Google earns 4 times as much from iOS as they do from Android

Court documents related to the ongoing Oracle vs. Google patent lawsuit has put some numbers to a long held assumption — that Google earns far more from Apple's iOS than they do from their own Android platform. According to The Guardian, since 2008 Google has only earned $550 million from Android, or roughly $10 per device per year. (Since Google gives away Android licenses for free, that money likely comes from advertising related to search and other services).

By contrast, Google is estimated to earn $30 per PC per year. What's more, Google CEO Larry Page recently claimed revenue from mobile was now running at $2.5 billion. So $2.5 billion minus $0.55 billion leaves roughly $2 billion on the table. Where does it come from?

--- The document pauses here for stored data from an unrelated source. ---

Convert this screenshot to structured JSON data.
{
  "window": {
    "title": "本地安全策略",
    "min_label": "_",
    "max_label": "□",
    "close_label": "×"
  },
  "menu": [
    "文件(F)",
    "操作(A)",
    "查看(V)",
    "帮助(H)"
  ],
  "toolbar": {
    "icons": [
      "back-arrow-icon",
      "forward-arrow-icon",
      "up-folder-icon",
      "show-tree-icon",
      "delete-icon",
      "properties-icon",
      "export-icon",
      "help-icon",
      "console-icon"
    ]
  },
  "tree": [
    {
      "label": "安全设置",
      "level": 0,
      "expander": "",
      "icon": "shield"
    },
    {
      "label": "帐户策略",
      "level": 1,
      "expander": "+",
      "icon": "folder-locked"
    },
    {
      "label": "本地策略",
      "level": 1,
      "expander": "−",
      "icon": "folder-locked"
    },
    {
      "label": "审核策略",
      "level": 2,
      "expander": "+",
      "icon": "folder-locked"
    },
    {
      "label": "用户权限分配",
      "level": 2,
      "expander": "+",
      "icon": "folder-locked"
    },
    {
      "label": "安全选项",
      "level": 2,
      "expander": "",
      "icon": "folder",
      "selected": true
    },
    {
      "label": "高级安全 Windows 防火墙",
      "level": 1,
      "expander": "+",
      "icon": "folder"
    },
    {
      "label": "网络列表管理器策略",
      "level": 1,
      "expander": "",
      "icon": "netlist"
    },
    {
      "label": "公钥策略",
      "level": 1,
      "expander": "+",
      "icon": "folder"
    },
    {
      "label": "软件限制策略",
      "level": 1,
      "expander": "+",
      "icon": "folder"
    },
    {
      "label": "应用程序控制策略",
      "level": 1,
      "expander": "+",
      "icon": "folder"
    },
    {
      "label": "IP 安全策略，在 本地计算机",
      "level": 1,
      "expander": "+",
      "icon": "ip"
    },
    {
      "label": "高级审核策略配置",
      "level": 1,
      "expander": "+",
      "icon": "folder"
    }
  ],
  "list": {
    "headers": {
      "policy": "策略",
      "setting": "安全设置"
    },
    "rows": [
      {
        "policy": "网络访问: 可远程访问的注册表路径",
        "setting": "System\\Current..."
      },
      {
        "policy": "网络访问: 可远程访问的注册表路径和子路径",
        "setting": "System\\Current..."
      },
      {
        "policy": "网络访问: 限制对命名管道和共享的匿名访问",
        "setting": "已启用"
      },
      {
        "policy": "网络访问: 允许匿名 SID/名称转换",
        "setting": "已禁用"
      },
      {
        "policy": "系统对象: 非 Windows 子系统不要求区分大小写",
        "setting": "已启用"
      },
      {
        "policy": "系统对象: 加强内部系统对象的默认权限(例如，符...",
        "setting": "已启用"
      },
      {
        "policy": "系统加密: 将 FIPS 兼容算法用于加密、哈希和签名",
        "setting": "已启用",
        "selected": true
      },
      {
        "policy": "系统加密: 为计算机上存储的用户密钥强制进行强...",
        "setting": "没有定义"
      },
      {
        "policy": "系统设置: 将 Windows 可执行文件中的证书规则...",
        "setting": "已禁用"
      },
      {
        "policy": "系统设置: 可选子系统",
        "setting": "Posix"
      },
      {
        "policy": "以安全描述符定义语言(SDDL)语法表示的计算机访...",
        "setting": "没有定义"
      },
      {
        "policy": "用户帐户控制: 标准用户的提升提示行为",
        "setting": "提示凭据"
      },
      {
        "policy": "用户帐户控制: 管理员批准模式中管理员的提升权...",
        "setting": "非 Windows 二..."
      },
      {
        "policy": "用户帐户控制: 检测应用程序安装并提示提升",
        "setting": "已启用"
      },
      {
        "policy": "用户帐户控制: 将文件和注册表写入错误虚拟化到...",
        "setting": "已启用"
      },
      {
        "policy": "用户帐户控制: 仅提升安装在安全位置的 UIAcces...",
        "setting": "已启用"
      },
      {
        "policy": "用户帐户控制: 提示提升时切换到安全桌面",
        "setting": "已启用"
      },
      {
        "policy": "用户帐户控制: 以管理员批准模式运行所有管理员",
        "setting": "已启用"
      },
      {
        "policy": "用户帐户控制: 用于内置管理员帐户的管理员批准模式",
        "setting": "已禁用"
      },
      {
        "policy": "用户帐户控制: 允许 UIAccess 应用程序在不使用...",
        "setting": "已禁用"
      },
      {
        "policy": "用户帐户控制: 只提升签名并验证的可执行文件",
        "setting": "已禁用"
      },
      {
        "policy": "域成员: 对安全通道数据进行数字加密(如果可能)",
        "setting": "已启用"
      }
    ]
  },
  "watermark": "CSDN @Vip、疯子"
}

The figures also suggest that Apple devices such as the iPhone, which use products such as its Maps as well as Google Search in its Safari browser, generated more than four times as much revenue for Google as its own handsets in the same period.

Yowza.

Google originally fielded Android in part so that it could never be frozen out of mobile, where they and everyone else saw the future was headed at an accelerating pace. Yet fielding Android caused a schism with Apple, so much so that the late Steve Jobs vowed "thermonuclear war" to stop what he considered to be "stolen property". It also gave the carriers a powerful OS to do with what they will (and if we can agree on anything, it's that the carriers are more "evil" than Apple and Google squared).

Now, four years later, despite attacking Apple as being the enemy of openness, despite giving control of the user experience back to carriers, despite creating an uncertain update and compatibility environment for a growing segment of the smartphone market, they remain the default search and map engine on iOS, and iOS remains Google's most valuable mobile platform. By far.

Money isn't everything, of course, but it is supposed the be the goal of a for-profit company like Google. So if there's no money, and no end-user benefit (thanks to the carriers), maybe it's time for Google to re-evaluate both their relationship with Apple and/or their responsibility to end-users?